私はほんの少し滲んだ視界を振り払うように、大きく、負けないくらい大きく手を振り返した。
「……ただいま!」
***
祖父の運転する車内の、後部座席に私たちは詰めて座っている。
三人横並び。陸も、最近は海も成長期が止まっていないのか、体格が更に良くなっている。
二人に挟まれる私は、潰されるくらいに窮屈だった。ちょっと離れろ。
「元気だったか?」
運転席の祖父が、バックミラーを覗きながら聞く。
「うん。病気なし」
「よかったよかった。
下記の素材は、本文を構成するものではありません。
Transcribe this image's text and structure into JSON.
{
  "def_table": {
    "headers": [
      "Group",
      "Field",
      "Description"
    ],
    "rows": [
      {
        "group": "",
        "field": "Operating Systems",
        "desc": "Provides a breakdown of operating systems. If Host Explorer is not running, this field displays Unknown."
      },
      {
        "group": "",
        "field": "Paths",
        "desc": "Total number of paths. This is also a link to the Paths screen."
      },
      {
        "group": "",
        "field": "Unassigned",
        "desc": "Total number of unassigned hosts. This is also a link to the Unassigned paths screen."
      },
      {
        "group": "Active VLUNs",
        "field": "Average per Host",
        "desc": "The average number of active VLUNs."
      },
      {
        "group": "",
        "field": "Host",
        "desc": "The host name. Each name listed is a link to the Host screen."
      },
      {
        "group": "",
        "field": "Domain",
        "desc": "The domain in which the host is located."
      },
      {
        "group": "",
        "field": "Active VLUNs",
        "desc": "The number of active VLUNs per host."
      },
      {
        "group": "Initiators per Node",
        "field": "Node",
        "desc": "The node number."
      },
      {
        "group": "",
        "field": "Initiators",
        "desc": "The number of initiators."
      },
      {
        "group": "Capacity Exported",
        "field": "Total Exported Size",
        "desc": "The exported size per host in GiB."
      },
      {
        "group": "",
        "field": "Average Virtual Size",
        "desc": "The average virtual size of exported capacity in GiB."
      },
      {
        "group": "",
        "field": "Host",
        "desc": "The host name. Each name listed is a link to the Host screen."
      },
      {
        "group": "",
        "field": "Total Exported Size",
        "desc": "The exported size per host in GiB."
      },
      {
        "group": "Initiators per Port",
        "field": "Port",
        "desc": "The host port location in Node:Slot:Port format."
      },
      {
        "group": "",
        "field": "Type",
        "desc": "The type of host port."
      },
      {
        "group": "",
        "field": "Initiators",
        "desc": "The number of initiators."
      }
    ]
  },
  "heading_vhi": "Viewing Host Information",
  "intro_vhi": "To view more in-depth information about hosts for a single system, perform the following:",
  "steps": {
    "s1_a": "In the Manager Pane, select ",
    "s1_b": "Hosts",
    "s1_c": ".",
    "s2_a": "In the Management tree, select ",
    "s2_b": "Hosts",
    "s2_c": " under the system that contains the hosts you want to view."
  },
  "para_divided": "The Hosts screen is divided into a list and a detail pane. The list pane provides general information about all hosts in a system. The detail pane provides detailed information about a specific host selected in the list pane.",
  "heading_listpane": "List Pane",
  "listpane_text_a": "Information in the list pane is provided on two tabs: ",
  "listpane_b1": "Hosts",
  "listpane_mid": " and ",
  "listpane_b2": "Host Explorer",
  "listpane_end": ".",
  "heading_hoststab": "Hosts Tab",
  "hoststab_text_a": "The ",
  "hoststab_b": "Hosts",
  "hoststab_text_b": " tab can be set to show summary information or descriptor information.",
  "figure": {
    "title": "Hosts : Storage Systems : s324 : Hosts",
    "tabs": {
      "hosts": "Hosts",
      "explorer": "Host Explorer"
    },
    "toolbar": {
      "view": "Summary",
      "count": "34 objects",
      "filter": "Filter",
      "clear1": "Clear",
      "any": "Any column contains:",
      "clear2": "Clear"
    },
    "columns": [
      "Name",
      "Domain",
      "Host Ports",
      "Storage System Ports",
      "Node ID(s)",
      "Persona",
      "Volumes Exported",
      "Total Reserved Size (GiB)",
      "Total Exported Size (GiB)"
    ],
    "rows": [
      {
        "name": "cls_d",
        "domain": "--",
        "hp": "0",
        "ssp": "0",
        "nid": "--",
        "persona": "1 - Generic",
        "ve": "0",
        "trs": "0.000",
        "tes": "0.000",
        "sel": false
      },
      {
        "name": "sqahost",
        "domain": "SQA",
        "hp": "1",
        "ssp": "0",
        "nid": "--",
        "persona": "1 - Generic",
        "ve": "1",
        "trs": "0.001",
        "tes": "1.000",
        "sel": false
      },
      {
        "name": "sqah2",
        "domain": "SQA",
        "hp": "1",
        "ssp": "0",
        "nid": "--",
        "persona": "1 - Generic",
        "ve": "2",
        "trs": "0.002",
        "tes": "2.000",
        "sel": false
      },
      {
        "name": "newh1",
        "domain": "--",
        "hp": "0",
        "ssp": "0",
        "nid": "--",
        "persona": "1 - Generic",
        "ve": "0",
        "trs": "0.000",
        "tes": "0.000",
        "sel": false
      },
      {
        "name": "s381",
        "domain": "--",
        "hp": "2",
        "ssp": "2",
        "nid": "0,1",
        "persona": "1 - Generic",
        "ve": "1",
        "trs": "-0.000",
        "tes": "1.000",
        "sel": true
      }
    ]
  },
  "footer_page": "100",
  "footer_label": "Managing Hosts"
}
……学校はどうだ? キツイことはないか?」
「心配症だなぁ」
心配症だなぁ。
心の声がそっくりそのまま口から外に飛び出した。
「何とかやってるよ。大変なこともあるけど……。辞めたいとは思わない」
「……そうか」
安堵と不満が混ざった『そうか』。
私は不満に気付かないふりをして、祖母に声を掛ける。
「二人は元気だった? 体調崩してない?」
「心配してくれてありがとう。お陰様で、健康でいられているわよ」
疲れた様子は見受けられない。
極端に痩せている様子もない。言葉の通り、健康で生活できているようだ。
「陸くんはまた大きくなったわねぇ」
「ばあちゃんは縮んだ?」
「縮んでないわよ。それだけ陸くんが大きくなった証拠よ」
祖母はミラー越しに目を細める。
その視線は私を跨いで隣にいる海の方へ。
「海くんも、髪が伸びたのかしら? 切らないの?」
「まぁ……。しばらくこのままでいいよ」
「あら。どうして? 短い髪も似合うと思うわよ」
「短くすると陸と間違えられる」
「この体格差で間違えるやついないだろ」
からかった陸の二の腕に、海からのパンチが入った。
目の前を腕が伸びてった。危ないなぁ。
「空ちゃんは……痩せた? 大丈夫? ちゃんとご飯食べられてる?」
心配をする祖母に、苦笑いを返す。
「ご飯はモリモリ食べてるよ。いっぱい動くから、多分お肉よりも筋肉がついているんじゃないかな」
「そう……。そうなの。それなら、いいのよ」
安堵した風の祖母。
きっと彼女の頭の中には、士官学校に入学する前の私の姿が浮かんでいる。
(自分のことながら、あの時の私は酷かったからね……)
食べられない。お風呂にも入れない。外の世界に出られない。
他者の介入があって、ようやくまともに人として生きられるかギリギリな状況。
我ながら、よく持ち直したと思う。
多分祖母は、私が痩せた姿を見て、その記憶を呼び起こしてしまったのだと思う。
申し訳ないことをしたと思うと同時、ずっと心配をしてくれている祖父母に擽ったい気持ちが残る。
「心配症だなぁ」
私はもう一度繰り返した。
「それよりおじいちゃん」
「お、なんだ」
「今、家に行っているんだよね」
「そうだぞ。どっち泊まるんだ?」
私たちが暮らしていた家は、祖父母が今もそのまま残してくれている。
だからきっと、私たちの生家か、それとも祖父母の家に泊まるかを、祖父は聞いている。
「基本は実家に泊まりたいかな。だけど、お休みの期間中、おじいちゃんたちのお家に遊びに行ってもいい?」
「もちろんだ。いつでも遊びに来い」
嬉しそうに豪快に笑う祖父。
私は彼に、それで……。と言葉の続きを話す。
「私、私たち、寄りたいところがあるんだけど」
「お、どこ行きたい?」
カーナビに目を通す祖父。
ナビから流れるように、バックミラーに視線をもう一度向ける。
一度、唾を飲む。
柄にもなく緊張しているみたい。
一瞬言葉に詰まった私の両手を、陸と海が繋いでいる。
私は目を瞑る。
そうしてすぐに、それを開いた。